The Sydney Morning Herald’s Best Young Australian Novelists award is announced annually to coincide with the opening of the Sydney Writers Festival. Of course, there is no live festival this year, but awards announcements can still go ahead can’t they? I have posted on these awards before, but that was 2013, so I figured I could feature them again, particularly since this year’s winners were all writers of short story collections – and, interestingly, all women.
The Best Young Australian Novelists awards were established in 1997 by Susan Wyndham, the newspaper’s literary editor at the time. Its aim is to recognise emerging writing talent, so is open to “writers aged 35 and younger at the time of publication of their nominated books”. It is called a “novelists” award, but the award is made on the basis of a specific book, which is why writers, like Sonia Hartnett below, can win more than once. I should note, too, that despite the award’s name, short stories have been allowed since 2009.
It is not the richest award – though $8000 this year for the winner and $1000 for each runner-up is not bad either – but it carries a good deal of kudos. It has also done well over its 24 years in identifying young writers who have gone on to become serious names in the Australian literary world. Past winners, with links to my posts, include:
- Sonia Hartnett (2001, 2003)
- Chloe Hooper (2003)
- Gillian Mears (1997)
- Elliot Perlman (1999)
- Christos Tsiolkas (1997)
- Ellen van Neerven (2015)
- Rohan Wilson (2012)
- Tara June Winch (2007)
If you look at the Wikipedia link in the paragraph above, you’ll see that the number of awards made each year varies. In 1997, ten awards were made, but most commonly it seems that around three to four are announced. This year, it was three, as Jason Steger reported. They are:
- Alice Bishop’s A constant hum (winner)
- Joey Bui’s Lucky ticket
- Josephine Rowe’s Here until August. (Rowe has won before for her collection A loving faithful animal, which I’ve reviewed.)
The judges were SMH’s Literary Editor Jason Steger, plus two previous winners, Maxine Beneba Clarke and Fiona McGregor.

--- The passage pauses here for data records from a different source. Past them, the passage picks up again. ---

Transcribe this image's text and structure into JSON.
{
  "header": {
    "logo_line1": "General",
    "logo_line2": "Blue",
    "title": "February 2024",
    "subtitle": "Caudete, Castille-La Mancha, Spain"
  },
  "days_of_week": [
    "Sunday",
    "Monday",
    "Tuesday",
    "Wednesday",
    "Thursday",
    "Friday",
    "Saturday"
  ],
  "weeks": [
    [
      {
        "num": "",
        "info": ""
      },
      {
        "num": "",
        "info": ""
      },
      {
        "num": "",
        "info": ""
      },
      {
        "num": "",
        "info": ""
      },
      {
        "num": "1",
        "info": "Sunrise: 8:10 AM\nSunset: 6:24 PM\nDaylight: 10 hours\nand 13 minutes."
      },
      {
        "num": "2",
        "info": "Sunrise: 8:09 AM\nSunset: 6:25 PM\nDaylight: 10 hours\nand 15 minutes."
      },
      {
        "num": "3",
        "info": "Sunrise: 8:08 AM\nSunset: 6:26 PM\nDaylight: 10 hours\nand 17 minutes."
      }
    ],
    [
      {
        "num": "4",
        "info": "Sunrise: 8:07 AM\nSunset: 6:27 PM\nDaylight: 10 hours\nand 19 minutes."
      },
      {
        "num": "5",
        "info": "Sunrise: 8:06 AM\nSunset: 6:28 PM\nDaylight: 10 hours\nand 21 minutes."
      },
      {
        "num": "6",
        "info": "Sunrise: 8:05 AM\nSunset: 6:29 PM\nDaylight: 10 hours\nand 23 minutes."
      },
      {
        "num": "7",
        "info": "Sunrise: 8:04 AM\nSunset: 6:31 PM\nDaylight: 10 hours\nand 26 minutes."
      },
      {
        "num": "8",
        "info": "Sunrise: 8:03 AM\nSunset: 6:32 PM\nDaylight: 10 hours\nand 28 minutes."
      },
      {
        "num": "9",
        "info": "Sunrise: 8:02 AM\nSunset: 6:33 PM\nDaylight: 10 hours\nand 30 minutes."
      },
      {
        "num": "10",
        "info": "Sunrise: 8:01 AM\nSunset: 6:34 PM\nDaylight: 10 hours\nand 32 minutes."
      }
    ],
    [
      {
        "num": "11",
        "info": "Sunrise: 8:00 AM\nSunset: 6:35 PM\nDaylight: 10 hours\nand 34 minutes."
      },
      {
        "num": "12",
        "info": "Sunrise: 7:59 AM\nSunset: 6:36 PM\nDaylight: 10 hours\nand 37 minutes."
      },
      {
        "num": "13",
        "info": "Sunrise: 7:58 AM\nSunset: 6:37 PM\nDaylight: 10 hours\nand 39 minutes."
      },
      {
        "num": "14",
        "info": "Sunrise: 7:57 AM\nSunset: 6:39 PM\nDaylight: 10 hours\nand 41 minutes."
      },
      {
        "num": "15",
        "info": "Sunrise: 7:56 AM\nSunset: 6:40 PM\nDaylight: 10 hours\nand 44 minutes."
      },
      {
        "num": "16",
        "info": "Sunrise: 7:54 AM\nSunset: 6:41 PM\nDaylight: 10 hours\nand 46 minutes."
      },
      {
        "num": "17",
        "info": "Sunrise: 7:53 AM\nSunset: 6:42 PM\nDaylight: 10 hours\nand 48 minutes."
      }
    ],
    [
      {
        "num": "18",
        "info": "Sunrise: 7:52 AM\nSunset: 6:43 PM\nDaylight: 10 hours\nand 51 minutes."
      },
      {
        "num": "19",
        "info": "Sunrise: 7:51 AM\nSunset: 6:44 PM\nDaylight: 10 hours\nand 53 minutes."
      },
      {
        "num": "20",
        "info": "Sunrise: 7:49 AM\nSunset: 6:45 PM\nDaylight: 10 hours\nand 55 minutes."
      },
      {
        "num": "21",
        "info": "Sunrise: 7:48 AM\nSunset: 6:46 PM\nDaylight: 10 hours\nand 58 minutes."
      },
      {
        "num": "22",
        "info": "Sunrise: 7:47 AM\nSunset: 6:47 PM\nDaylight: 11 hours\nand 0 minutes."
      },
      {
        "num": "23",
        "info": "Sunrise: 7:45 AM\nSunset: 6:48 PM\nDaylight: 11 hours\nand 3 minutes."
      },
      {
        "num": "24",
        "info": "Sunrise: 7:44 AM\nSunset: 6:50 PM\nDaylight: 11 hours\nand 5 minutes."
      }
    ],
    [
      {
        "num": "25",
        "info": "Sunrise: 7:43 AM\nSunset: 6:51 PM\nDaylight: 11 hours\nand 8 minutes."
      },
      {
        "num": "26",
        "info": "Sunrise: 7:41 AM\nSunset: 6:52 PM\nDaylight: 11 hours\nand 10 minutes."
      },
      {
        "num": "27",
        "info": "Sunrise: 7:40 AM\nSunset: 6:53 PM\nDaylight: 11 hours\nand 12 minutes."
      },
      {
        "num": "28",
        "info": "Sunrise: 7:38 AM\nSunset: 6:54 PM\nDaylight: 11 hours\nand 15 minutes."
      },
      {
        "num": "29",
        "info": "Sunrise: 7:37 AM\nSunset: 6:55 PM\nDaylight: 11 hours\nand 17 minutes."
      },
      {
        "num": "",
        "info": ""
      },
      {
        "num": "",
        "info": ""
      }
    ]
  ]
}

Steger reports that:
What distinguishes the collections are the strength of the voices and distinctiveness of their characters. The stories are firmly rooted with a solid sense of place and at their hearts a strong sense of compassion for the predicaments of the protagonists and what they are experiencing.
They are all collections I have on my radar, but not in my physical TBR, which is a shame given I like short stories. Anyhow, Steger says that they also made two honourable mentions, Kathryn Hind’s Hitch (about which I’ve written before) and Carly Cappielli’s Listurbia (which I don’t know).
Other emerging writers’ awards
While SMH’s Best Young Australian Novelists is one of the best known emerging writers awards, there are others. Many, like this one, are age-related, such as The Australian Vogel Literary Award which was won this year by Katherine Kruimink, A treacherous country. But not all are. The UTS Glenda Adams Award for New Writing in the New South Wales Premier’s Literary Awards suite is for “a published book of fiction by an author who has not previously published a work of fiction that is booklength”. There is no age limit here. Last year’s winner was Trent Dalton with Boy swallows universe (my review), while this year’s was SL Lim with Real differences (Lisa’s review).
I have written about such awards before – about unpublished manuscript awards and emerging/debut fiction awards – so I won’t repeat the information here. However, in her May Six degrees of Separation post, Melinda Tognini mentioned a new award for young writers, the biennial Fogarty Literary Award, which was established last year. It is sponsored by the Fogarty Foundation and Fremantle Press. It is “awarded to an unpublished manuscript by a Western Australian author aged between 18 and 35 for a work of adult fiction, narrative non-fiction or young adult fiction”. The prize is $20,000 cash and a publishing contract with Fremantle Press. Not bad, eh? The inaugural winner was Rebecca Higgie for The History of Mischief, which will be published in September 2020. The next winner will be announced in May 2021.
Do you follow emerging writers’ awards and have you made any exciting discoveries as a result?